Fill Your Folder Using These Ideas
A mix of games and engaging, generic practice activities works best. These could include:
A short-ish reading task on a topic everyone will find interesting, followed by comprehension exercises and perhaps a debate. You could write this yourself or find something in a textbook.
A writing task based on the reading, or on another topic. This could lead to peer-editing (where students read and correct each other’s work). Good topics might include the imaginative or speculative:
- If I were the President of my country / the USA / the World, I would…
- If I could spend today in any way I chose, I would…
- Imagine that a certain historical event had happened differently, or had not happened at all. How would the world be different today?
- Describe your predictions for the world in 2020 / 2050 / 3000.
Games are always well received, particularly if the students don’t notice that they’re actually working pretty hard! Puzzles, crosswords, word-searches and the like are generally very popular and are useful for practicing vocabulary and spelling. Make these into team games; give the students a time limit; award points to teams, and tally the points at the end.

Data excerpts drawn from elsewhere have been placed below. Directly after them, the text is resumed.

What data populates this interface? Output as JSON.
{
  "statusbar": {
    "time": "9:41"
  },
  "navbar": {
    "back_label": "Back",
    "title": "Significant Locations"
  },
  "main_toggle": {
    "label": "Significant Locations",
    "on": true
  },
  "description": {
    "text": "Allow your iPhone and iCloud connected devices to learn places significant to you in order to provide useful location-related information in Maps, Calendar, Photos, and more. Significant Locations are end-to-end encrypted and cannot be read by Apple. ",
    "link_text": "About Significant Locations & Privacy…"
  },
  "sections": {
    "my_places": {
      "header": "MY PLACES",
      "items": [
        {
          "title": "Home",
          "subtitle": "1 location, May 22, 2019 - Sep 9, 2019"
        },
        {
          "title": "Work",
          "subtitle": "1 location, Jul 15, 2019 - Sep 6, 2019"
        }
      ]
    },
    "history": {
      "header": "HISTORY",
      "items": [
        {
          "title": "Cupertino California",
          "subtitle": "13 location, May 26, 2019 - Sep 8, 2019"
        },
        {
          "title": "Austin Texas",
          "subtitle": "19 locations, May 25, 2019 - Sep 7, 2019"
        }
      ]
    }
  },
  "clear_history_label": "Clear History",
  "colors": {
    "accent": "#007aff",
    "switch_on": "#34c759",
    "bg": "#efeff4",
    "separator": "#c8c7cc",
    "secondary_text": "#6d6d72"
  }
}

I’m a huge fan of adapting Jeopardy for the ESL classroom. It’s competitive, well paced and can be varied limitlessly. Give your sub a set of questions and answers in different categories. I’ve seen a really good Jeopardy game occupy a whole hour-long class, with quick rounds of hangman or guessing games between each Jeopardy round.
Watching a short movie, TED talk or other video can be a good way to use the time, but only provided that there is an educational objective. Include listening questions, discussion points and potential homework exercises which could be research into the topic, writing an opinion article or preparing for a debate.
Use the textbook. If all else fails, most textbooks have review quizzes at the end of each chapter, or several chapters. You could simply ask your sub to check with the students which of these they have done, and then ask them to guide the class through a quiz they haven’t yet completed. This will feel more like hard work, but if it’s genuine review, it’s valuable.
It’s an easier decision - and always a wise one - to take a sick day when you’re genuinely unwell, if you know your students will be well catered for and kept usefully busy in your absence.
I update the folder about once a week - it’s no great hassle once the basics are in place - so that, if I wake up feeling dreadful, I know my students will be in good hands.